Ты понял жизни цель: счастливый человек,
Для жизни ты живешь. Свой долгий, ясный век
Еще ты смолоду умно разнообразил,
Искал возможного, умеренно проказил,
Чредою шли к тебе забавы и чины.
Посланник молодой увенчанной жены,
Явился ты в Ферней, и циник поседелый,
Умов и моды вождь, пронырливый и смелый,
Свое владычество на севере любя,
Могильным голосом приветствовал тебя.
С тобой веселости он расточал избыток,
Ты лесть его вкусил, земных богов напиток.
С Фернеем распростясь, увидел ты Версаль.
Пророческих очей не простирая вдаль,
Там ликовало все. Армида молодая,
К веселью, роскоши знак первый подавая,
Не ведая, чему судьбой обречена,
Резвилась, ветреным двором окружена.
Ты помнишь Трианон и шумные забавы?
Но ты не изнемог от сладкой их отравы;
Ученье делалось на время твой кумир:
Уединялся ты. За твой суровый пир
То чтитель промысла, то скептик, то безбожник,
Садился Дидерот на шаткий свой треножник,
Бросал парик, глаза в восторге закрывал
И проповедывал. И скромно ты внимал
За чашей медленной афею иль деисту,
Как любопытный скиф афинскому софисту.
. . . . . . . . . .
. . . . . . . . . .
. . . Ступив за твой порог,
Я вдруг переношусь во дни Екатерины.
Книгохранилище, кумиры и картины,
И стройные сады свидетельствуют мне,
Что благосклонствуешь ты музам в тишине.
Что ими в праздности ты дышишь благородной.
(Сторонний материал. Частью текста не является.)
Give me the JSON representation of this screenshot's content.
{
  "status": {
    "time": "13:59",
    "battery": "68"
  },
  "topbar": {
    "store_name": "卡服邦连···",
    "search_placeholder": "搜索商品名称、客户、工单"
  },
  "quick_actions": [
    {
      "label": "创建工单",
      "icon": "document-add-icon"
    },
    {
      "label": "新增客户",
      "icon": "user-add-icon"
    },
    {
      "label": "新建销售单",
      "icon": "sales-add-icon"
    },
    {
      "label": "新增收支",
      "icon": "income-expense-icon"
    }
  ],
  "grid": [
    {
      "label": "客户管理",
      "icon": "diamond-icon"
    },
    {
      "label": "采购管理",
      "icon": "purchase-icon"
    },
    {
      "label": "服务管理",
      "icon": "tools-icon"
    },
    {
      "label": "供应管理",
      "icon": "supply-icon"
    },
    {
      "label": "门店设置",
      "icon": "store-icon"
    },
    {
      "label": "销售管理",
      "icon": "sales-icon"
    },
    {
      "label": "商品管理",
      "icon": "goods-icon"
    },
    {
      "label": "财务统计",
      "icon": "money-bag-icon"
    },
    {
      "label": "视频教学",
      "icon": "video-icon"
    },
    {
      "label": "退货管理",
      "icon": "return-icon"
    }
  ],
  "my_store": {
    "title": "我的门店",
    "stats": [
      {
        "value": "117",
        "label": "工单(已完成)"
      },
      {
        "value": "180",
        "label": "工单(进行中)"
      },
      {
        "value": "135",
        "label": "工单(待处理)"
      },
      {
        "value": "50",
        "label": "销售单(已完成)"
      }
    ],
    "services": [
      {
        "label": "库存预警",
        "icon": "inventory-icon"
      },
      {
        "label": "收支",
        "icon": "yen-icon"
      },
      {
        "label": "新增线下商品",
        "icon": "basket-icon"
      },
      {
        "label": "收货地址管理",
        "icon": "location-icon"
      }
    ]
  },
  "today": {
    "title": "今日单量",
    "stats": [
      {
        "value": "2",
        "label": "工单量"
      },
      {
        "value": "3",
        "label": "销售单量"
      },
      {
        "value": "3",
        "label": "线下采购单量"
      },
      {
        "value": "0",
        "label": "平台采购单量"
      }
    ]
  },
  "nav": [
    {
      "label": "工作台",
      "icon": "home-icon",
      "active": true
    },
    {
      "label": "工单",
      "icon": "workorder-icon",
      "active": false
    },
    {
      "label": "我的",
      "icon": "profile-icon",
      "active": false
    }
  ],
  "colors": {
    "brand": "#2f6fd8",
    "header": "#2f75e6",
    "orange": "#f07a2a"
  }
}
Я слушаю тебя: твой разговор свободный
Исполнен юности. Влиянье красоты
Ты живо чувствуешь. С восторгом ценишь ты
И блеск А *** и прелесть ***{14}
Беспечно окружась Корреджием, Кановой,
Ты, не участвуя в волнениях мирских,
Порой насмешливо в окно глядишь на них
И видишь оборот во всем кругообразный.
Этот портрет вельможи старого времени – дивная реставрация руины в первобытный вид здания. Это мог сделать только Пушкин. Кроме его художнической способности переноситься всюду и во все по воле фантазии своей, ему помогла и отдаленность его от того времени, представлявшегося ему в перспективе. Прошедшее всегда и виднее и понятнее настоящего. От Державина, как современника, нельзя и требовать такой мастерской картины русского XVIII века, который много разнился от европейского XVIII века. Эта разность верно схвачена Пушкиным в последних стихах первого отрывка —
. . . .И скромно ты внимал
За чашей медленной афею иль деисту,
Как любопытный скиф афинскому софисту.
Но Державин не мог стать наравне и с этим скифом: он относится к этому скифу, как тот скиф к афинскому софисту. Лишенный всякого образования, не зная французского языка, Державин не был слишком причастен ни нравственной порче, ни истинному прогрессу того времени и в сущности нисколько не понимал его. Хваля добро того времени, он не прозревал связи его со злом и, нападая на зло, не провидел связи его с добром.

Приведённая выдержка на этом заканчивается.